Who Bears the Burden and How
Federal agency payroll offices must implement the 3.3 percent pay adjustment in payroll systems. Office of Personnel Management pay administrators must issue guidance for statutory and prevailing-rate systems. Federal taxpayers bear the cost of higher federal payroll outlays. Budget scorekeepers must estimate personnel-cost increases across covered agencies and wage areas.
Key Provisions
- Sets the calendar year 2026 statutory pay-system adjustment at 3.3 percent.
- Provides a 3.3 percent fiscal year 2026 increase for prevailing-rate employees in each wage area.
- Overrides normal wage survey requirements for the fiscal year 2026 prevailing-rate adjustment.
- Requires federal payroll and pay administration systems to implement the increase.
Evidence Chain:
This summary is generated from the full bill text using AI analysis. Expand "Detailed Analysis" below for identified beneficiaries/burden bearers with clause-level evidence links.
At a Glance
What This Bill Does
Sets a 3.3 percent 2026 pay adjustment for federal statutory pay systems and prevailing-rate employees.
Key Policy Areas
Federal Workforce, Pay, Government Operations
Primary Purpose
Sets a 3.3 percent 2026 pay adjustment for federal statutory pay systems and prevailing-rate employees.
Policy Domains
Resolution provisions
Identified Gains
- Federal employees
- Prevailing-rate employees
- Federal workforce unions
- Federal employee households
Identified Costs
- Federal agency payroll offices
- Office of Personnel Management pay administrators
- Federal taxpayers
- Budget scorekeepers
Sponsors
Legislative Progress
In CommitteeASSUMING FIRST SPONSORSHIP - Mr. Walkinshaw asked unanimous consent that …

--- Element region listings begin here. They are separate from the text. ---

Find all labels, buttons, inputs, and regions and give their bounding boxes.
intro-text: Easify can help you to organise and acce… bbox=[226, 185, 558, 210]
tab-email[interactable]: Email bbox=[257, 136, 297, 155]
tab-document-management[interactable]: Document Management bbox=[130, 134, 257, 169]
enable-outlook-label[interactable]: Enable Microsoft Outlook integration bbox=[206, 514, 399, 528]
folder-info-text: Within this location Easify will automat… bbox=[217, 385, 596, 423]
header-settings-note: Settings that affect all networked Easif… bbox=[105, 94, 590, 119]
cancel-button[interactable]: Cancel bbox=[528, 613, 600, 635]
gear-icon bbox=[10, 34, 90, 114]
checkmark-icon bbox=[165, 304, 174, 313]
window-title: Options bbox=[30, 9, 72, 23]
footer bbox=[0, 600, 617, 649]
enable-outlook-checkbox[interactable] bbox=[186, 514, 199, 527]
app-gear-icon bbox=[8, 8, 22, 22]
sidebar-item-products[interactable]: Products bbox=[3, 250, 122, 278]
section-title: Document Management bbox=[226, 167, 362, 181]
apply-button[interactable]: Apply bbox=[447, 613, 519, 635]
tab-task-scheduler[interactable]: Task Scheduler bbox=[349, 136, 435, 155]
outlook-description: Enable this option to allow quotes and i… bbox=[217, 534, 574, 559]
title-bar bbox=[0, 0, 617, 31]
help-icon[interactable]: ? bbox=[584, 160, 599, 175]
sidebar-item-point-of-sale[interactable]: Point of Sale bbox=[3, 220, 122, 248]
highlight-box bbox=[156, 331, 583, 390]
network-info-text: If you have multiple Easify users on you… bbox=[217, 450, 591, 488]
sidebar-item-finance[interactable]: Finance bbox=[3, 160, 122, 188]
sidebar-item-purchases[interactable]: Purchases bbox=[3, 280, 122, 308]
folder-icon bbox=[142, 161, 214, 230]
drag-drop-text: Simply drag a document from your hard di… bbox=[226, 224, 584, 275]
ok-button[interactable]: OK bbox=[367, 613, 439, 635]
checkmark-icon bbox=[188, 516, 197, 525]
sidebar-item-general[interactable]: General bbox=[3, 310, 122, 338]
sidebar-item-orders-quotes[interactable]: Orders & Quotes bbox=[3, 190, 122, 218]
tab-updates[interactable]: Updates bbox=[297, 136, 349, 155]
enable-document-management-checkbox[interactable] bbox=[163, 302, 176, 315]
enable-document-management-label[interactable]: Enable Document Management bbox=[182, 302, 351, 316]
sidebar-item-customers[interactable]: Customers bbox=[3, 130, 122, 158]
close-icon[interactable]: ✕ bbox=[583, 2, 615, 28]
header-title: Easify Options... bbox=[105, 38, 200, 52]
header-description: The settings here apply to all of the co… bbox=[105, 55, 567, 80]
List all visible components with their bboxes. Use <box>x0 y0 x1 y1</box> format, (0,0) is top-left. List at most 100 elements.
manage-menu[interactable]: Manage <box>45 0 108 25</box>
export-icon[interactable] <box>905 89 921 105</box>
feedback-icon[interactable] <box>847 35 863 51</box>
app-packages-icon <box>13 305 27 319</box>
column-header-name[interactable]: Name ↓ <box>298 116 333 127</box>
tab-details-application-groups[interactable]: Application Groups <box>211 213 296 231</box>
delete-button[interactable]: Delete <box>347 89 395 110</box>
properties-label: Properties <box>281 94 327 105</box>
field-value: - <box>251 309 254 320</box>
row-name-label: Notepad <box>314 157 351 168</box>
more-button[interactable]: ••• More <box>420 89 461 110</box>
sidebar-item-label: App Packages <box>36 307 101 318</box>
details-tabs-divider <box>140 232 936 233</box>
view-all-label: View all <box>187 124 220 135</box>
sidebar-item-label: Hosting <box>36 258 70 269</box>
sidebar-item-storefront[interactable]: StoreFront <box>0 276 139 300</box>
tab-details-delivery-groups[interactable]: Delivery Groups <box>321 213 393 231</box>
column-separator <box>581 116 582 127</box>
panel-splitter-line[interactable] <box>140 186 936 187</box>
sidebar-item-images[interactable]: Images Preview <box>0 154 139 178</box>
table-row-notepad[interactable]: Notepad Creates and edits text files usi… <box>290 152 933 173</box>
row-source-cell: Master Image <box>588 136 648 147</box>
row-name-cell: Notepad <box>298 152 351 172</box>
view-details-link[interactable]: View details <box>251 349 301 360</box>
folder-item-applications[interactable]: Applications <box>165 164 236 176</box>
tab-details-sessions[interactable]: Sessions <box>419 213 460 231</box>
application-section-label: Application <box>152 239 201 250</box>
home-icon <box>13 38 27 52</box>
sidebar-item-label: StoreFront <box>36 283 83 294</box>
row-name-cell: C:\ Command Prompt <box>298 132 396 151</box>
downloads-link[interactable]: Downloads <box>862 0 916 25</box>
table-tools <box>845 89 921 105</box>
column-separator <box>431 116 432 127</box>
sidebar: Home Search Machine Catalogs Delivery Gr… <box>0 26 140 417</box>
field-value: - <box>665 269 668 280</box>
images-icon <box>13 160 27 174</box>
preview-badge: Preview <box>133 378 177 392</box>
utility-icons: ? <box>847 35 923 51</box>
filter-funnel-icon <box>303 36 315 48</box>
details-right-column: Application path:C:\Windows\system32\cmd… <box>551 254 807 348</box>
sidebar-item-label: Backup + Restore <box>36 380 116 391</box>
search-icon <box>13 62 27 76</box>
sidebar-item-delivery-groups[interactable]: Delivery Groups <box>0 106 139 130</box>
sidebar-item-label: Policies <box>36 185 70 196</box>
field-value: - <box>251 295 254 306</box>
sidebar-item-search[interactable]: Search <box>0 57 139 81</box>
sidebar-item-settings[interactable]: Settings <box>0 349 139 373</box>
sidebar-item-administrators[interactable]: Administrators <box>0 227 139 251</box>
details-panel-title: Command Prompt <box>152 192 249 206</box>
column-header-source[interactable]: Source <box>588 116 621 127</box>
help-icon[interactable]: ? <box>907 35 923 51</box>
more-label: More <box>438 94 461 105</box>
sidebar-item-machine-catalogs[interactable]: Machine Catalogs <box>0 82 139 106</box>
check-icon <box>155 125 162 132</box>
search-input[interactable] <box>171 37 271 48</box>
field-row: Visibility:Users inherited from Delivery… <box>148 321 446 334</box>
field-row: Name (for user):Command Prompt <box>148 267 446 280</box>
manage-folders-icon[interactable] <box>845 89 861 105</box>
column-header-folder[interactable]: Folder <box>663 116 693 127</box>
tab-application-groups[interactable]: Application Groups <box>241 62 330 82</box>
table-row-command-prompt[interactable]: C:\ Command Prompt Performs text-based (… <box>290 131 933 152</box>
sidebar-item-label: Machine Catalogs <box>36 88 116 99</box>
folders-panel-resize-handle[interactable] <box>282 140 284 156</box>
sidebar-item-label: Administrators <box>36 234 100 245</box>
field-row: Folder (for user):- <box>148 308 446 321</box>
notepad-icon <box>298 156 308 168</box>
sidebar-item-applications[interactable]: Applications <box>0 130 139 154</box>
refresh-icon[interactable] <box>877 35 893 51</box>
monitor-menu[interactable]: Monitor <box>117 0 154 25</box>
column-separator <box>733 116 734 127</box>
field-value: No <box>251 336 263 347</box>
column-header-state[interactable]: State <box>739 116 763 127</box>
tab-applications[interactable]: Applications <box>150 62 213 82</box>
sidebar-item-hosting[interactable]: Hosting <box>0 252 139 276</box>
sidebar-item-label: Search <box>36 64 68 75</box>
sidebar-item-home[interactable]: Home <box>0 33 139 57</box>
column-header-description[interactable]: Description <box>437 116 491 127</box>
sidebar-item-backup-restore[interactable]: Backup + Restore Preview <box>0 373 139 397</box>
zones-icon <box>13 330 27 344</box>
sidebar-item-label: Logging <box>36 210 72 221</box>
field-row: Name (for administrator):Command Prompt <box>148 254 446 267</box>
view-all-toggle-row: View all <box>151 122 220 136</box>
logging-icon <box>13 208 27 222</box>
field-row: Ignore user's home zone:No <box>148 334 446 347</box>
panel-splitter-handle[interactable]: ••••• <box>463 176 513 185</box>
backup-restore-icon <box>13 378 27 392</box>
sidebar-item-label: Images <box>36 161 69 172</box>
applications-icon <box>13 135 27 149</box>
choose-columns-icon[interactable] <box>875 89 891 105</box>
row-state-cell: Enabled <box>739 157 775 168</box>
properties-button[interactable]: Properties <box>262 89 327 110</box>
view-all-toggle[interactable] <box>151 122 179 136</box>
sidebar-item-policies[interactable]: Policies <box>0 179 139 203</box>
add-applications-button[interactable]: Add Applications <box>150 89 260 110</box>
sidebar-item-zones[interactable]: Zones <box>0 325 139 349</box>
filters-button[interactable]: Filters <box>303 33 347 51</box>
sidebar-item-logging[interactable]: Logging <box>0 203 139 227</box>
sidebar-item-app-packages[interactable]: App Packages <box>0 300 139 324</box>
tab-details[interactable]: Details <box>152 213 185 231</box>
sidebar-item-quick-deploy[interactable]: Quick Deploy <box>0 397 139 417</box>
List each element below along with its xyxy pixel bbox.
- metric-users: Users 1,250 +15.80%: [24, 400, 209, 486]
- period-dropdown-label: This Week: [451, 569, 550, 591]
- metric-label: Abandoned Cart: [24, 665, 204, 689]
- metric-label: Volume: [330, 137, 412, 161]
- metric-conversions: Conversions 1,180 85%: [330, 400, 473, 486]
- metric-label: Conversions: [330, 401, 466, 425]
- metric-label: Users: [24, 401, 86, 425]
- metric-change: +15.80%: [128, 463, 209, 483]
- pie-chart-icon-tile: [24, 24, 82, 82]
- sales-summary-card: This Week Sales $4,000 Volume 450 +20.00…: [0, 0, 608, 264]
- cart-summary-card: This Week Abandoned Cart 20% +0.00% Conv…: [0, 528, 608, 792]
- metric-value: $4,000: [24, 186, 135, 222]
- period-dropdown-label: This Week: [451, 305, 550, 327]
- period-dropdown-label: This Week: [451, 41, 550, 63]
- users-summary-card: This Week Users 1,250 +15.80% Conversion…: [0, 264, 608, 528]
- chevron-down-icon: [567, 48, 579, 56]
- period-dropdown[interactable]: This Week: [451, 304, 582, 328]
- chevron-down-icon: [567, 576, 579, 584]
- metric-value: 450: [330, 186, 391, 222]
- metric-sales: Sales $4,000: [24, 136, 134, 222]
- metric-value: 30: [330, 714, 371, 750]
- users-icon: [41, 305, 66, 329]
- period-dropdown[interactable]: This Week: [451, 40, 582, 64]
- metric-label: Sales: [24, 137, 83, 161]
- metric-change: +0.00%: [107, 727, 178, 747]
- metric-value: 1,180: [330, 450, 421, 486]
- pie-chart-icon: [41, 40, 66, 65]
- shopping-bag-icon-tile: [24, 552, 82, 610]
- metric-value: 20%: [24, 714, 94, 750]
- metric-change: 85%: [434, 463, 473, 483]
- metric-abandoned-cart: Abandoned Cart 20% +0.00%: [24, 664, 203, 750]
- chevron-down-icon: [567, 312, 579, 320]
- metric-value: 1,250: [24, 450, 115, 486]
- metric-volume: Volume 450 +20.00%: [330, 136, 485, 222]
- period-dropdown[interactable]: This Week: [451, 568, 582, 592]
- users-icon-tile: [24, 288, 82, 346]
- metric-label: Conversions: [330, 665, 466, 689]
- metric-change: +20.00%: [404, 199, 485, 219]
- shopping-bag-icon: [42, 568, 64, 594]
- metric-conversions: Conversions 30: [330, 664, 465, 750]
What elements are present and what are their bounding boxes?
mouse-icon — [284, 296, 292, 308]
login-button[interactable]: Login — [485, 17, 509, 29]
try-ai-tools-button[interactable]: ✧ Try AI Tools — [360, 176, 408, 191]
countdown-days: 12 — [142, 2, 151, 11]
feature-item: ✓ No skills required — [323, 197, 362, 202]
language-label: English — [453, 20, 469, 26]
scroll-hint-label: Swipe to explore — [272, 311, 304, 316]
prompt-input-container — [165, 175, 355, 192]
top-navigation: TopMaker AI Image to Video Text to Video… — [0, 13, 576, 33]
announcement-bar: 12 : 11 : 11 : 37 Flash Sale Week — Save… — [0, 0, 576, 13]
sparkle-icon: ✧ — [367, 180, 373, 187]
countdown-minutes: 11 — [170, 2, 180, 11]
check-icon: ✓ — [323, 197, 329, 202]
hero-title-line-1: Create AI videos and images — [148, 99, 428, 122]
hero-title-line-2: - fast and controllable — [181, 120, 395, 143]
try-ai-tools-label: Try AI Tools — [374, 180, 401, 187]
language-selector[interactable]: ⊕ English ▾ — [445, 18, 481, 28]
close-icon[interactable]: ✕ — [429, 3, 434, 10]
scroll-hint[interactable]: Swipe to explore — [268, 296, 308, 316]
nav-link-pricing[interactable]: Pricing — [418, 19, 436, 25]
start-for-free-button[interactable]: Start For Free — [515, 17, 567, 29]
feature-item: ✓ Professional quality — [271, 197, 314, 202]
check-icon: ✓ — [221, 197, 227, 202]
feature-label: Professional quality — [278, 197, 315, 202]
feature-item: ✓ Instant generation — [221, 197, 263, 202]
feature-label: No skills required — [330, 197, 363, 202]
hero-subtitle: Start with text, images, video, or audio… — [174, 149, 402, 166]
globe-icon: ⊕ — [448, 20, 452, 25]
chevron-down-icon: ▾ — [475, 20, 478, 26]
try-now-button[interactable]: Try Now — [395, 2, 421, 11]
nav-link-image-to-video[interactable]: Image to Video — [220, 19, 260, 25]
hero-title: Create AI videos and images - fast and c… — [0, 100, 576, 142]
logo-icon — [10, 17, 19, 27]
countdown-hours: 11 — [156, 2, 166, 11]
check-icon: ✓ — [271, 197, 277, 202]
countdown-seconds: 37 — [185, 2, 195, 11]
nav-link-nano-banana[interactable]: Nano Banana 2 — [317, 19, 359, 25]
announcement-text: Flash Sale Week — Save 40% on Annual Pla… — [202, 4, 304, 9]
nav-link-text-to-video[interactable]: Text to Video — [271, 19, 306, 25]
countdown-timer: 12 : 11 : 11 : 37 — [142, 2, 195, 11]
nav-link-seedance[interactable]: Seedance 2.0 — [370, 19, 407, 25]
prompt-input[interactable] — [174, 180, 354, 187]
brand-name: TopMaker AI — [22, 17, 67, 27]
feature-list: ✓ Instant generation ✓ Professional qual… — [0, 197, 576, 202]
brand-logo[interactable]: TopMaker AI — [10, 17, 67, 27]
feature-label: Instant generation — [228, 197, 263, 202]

Mr. Connolly (for himself, Ms. Norton, Ms. Lee of Pennsylvania, …
Referred to the House Committee on Oversight and Government Reform.
Introduced in House
Stakeholder Effects
cui bono?How this legislation distributes effects. Mention counts reflect frequency, not effect magnitude.
Federal employees, Prevailing-rate employees
Bill Structure & Actor Mappings
Who is "The Secretary" in each section?
We use a combination of our own taxonomy and classification in addition to large language models to assess meaning and potential beneficiaries. High confidence means strong textual evidence. Always verify with the original bill text.